Spertus Institute 13.02.08

726 pieces of glass make up the 49 metre facade of the new Spertus Institute of Jewish Studies in Chicago, and 556 of those pieces have different shapes. Designed and built by Chicago-based architect Krueck + Sexton, the institute stands out against the 19th century masonry buildings that line Michigan Avenue.

“When these buildings were built they were considered progressive for their time,” says Timothy Tracey, associate principal of the firm. “We embraced this concept of forward thinking and made a modern building of our time. But there were definitely clues that we took from these buildings, such as proportions and scale. We’d like to think that we were sympathetic to the surrounding neighbourhood, while having a voice of our own.”

The facade is the most characteristic element of the Spertus Institute, a complex that includes a college, museum, theatre, library and cafe. It is composed of folded glass panes, which jut out at different angles, giving the glass wall a three-dimensional quality.
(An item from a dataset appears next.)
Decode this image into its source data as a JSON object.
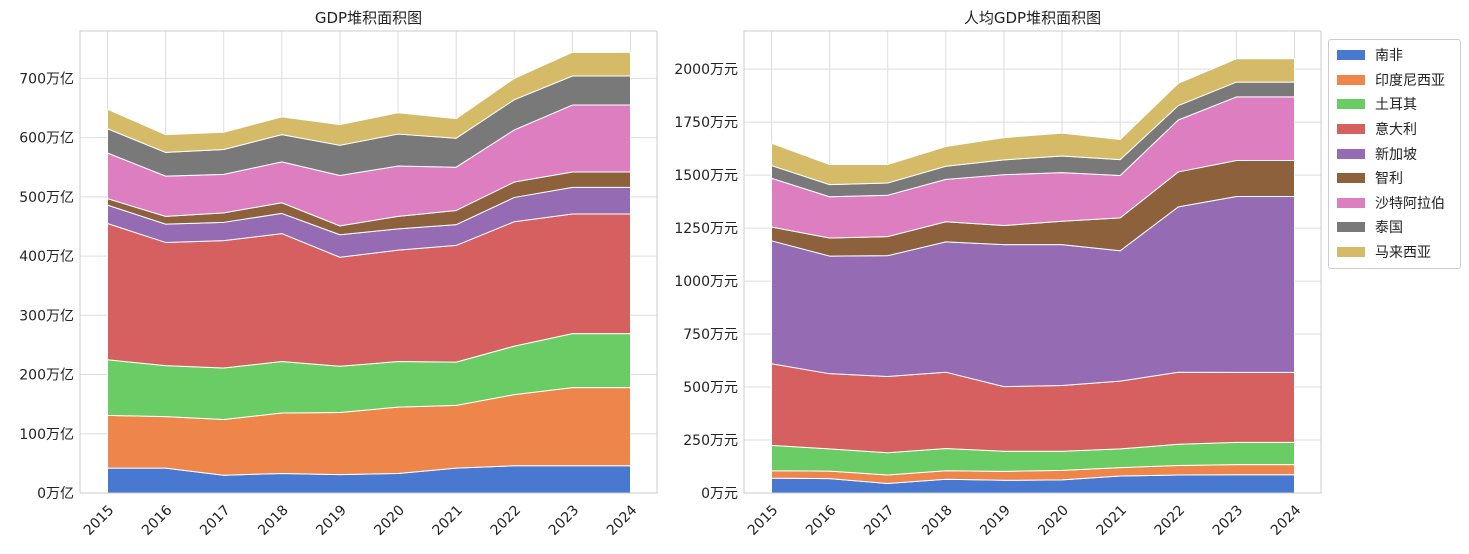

More light enters the open atrium through a skylight. “The old institute was very internally oriented, so with this new site we wanted to emphasise the connectivity of space that was lacking in the old building. We wanted to expose the internal space to the surroundings, especially because there is such a beautiful view of Lake Michigan and Grant Park,” explains Tracey.

Sustainability has played a key role in the construction of the institute. “As a practice, that’s one of our goals,” says Tracey. “The materials we used are primarily sustainable, and the furniture was selected with green principles in mind Overall, the building achieves a 29% reduction in energy consumption.”